Substack has cleared the one million paid subscriptions mark, the newsletter platform announced Monday. That’s twice as many subscriptions as it had just 10 months ago and four times the amount it claimed to have in December 2020.

That’s one million subscriptions — not subscribers — so how many people are we talking about? Out of millions of active readers, more than 500,000 pay for at least one Substack, said Helen Tobin, the company’s new communications lead. Paying subscribers make up a fraction — about 5 to 10% — of Substack’s total readership. (This lines up with what Platformer writer Casey Newton has written about making a living on Substack.)

“These are subscriptions that didn’t exist before — they’re not being siphoned off from traditional media outlets or redistributed from other platforms. They represent a rush of new money into the media ecosystem, the vast majority of it going directly to writers,” cofounder Hamish McKenzie wrote in a celebratory blog post.

McKenzie also highlighted that its top 10 writers generate $20 million in annual revenue. (I asked for the top 10 Substacks and was rebuffed because the list is “always in flux.” The category-specific lists are available here.) That particular stat won’t placate critics who point out the huge gap between the haves and have-nots on Substack. Some of the, uh, boldest names are raking in the cash. A number of others — including local journalists highlighted by Substack itself as successes — have been unable to create a full-time job out of newslettering.

Journalists — or comic artists or recipe writers or whoever else – don’t need millions of readers to generate “meaningful” revenue. “If you can convince a thousand people to subscribe for $5 a month, you’ll make more than $50,000 a year,” McKenzie wrote. “A few thousand subscribers is enough for total financial security.”

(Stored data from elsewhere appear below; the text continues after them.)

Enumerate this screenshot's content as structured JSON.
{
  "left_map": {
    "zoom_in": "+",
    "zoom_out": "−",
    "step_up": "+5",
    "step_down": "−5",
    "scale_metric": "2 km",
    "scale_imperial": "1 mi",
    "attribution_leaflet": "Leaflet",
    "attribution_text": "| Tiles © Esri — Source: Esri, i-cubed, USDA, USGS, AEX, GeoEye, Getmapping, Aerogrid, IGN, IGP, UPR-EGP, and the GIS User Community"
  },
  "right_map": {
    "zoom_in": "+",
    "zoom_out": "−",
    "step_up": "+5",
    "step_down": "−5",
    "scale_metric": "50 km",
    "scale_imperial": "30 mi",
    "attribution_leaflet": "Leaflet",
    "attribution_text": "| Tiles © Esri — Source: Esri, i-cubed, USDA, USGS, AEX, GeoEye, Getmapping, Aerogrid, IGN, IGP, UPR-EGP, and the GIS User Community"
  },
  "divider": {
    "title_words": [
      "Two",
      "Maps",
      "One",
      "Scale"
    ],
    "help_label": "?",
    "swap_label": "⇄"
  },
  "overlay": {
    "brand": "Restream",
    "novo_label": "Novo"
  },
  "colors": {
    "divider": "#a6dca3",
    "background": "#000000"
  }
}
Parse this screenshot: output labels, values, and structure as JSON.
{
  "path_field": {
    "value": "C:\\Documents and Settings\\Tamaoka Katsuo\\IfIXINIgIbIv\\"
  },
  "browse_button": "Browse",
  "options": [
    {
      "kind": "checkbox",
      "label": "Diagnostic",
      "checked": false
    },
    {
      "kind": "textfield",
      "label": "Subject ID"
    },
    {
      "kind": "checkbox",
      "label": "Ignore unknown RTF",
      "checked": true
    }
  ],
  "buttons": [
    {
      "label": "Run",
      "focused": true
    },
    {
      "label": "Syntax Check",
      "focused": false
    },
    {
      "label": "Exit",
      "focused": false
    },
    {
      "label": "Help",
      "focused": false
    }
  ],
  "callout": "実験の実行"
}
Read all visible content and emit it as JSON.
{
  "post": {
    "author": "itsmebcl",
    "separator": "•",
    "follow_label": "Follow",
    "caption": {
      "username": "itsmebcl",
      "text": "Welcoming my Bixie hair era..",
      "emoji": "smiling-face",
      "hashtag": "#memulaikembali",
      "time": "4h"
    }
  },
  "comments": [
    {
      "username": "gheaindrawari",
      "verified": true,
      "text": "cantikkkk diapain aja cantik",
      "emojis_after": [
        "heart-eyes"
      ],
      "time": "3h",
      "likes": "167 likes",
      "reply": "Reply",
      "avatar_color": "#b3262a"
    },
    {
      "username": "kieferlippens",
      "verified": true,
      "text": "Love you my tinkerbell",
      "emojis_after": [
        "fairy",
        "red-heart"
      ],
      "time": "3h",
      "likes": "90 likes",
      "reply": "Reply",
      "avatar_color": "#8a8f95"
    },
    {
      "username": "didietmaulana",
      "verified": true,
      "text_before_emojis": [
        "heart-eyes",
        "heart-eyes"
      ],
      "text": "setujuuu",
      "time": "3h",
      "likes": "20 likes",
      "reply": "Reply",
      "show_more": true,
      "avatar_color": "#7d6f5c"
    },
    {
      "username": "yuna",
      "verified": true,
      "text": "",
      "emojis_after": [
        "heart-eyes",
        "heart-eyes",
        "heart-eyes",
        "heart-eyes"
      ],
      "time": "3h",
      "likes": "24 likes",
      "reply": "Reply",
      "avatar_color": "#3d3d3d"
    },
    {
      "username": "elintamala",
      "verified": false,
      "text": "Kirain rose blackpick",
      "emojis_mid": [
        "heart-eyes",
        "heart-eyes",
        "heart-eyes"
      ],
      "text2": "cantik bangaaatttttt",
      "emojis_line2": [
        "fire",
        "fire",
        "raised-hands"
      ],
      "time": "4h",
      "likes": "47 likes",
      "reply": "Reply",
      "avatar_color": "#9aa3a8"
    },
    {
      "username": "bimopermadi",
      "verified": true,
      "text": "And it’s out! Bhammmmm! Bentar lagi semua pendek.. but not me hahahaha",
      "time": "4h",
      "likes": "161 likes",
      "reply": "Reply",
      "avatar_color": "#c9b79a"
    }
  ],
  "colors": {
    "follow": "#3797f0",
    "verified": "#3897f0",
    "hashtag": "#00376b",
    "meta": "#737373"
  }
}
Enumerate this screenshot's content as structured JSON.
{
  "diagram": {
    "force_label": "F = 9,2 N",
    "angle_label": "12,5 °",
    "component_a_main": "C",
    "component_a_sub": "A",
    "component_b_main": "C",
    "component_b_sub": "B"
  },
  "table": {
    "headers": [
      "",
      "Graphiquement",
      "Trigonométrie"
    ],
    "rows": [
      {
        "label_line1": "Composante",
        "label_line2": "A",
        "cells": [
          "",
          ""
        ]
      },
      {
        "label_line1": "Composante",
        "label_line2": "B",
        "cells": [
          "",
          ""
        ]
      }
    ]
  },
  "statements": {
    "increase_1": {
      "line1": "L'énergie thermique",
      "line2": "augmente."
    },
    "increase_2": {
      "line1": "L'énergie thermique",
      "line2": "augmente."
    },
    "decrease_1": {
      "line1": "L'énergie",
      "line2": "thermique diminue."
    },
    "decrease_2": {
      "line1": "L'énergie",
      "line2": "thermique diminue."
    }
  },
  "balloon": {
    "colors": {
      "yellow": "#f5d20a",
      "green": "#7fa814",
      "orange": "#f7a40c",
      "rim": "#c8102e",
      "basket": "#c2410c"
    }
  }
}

Many more platforms and publishers have made subscriber-only newsletters a priority since Substack launched four years ago and Substack sees one million paid subscriptions as “a good start” but “not enough.” Up next? McKenzie wrote that the platform’s “master plan” goes something like this:

  • Continue to improve Substack’s simple and powerful publishing tools, including expanding support for audio, video, and community-building features.
  • Grow the Substack economy to help writers connect with the services they need to do their best work and build thriving publications, such as editing, design, insurance, and financing.
  • Build, in partnership with writers, a discovery network that helps them cross-promote, collaborate, and connect with audiences independent of attention economy networks.